There’s a natural reason they tend to trade together: When people are bullish, they buy equities, and move out of risk-free Treasuries, causing both stocks and yields to go up at the same time. At least that’s how it’s been up until very recently, when the equity market started taking off, but yields remain mired in the basement. We got more of that today: New highs for the S&P 500 and almost new upward movement in yields.
In a note out today, Goldman reiterates what lots out of people on the street are saying, which is that yields are too damn low. They chalk it up to the glut of safe-haven buying (which is perhaps a bit tautological) that’s the result of the European crisis and the lack of good safe-havens within the Euro.
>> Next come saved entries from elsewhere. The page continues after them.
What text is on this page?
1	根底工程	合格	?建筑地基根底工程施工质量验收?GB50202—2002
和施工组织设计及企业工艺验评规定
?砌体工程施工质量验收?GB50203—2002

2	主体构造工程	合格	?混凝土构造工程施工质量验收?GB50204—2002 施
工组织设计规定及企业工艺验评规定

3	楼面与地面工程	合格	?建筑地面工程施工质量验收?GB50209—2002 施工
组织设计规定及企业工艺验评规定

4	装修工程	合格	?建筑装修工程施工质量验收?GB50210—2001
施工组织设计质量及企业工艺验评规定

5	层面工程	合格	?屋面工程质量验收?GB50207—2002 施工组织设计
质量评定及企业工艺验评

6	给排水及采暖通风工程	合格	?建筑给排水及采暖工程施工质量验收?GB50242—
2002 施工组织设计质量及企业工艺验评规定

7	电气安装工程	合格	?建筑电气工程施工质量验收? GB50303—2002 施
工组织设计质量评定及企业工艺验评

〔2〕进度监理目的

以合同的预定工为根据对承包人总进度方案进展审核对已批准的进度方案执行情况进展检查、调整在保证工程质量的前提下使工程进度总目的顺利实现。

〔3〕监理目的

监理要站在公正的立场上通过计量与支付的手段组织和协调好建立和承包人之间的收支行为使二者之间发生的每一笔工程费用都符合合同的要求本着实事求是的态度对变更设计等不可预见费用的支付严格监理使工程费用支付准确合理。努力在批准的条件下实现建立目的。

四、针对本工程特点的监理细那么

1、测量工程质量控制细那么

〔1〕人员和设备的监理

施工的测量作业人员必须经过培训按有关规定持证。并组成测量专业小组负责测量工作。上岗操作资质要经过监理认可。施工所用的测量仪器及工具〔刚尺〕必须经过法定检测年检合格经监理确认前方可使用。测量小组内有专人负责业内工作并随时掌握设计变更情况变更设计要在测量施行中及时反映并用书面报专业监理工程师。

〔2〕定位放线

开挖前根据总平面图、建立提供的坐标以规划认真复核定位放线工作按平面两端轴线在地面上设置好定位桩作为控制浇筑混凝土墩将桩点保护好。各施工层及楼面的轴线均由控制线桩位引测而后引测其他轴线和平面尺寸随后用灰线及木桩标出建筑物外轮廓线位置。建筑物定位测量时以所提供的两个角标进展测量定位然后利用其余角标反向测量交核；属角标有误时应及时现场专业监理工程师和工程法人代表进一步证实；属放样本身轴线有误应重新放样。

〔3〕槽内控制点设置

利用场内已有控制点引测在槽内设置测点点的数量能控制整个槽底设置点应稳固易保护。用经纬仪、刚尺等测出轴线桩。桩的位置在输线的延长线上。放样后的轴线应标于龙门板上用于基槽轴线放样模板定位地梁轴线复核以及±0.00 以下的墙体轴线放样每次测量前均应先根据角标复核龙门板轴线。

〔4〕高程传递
What’s key to the argument is that the phenomenon of ultra-low yields is being seen in a wide variety of countries: Australia, Japan, Canada, etc. What they all have in common is their own currencies (and thus lack of default risk).
Our Sudoku model indicates that 10-yr yields for the USA, Germany, Japan, the United Kingdom, Canada, Australia and Sweden are trading too low compared to our own and consensus’ macro expectations of growth, inflation and monetary policy stance.
Last week, we used our Sudoku model’s results and performed an ad hoc exercise to look for special factors that could help explain part of the gap between ‘fair’ and actual value in the 10-yr US government bond yields. We found that the combined effect of a deterioration in the Euro area crisis since the announcement of the Greek PSI in July and the Fed policy has reduced the 10-year Treasury yield by about 45bp.
None of this is really satisfying, because it doesn’t explain what happened just, basically since December, that caused yields and equities to go in two different directions (up vs. flat). Blaming the Fed only gets you so far, since this didn’t happen through two QEs and a twist.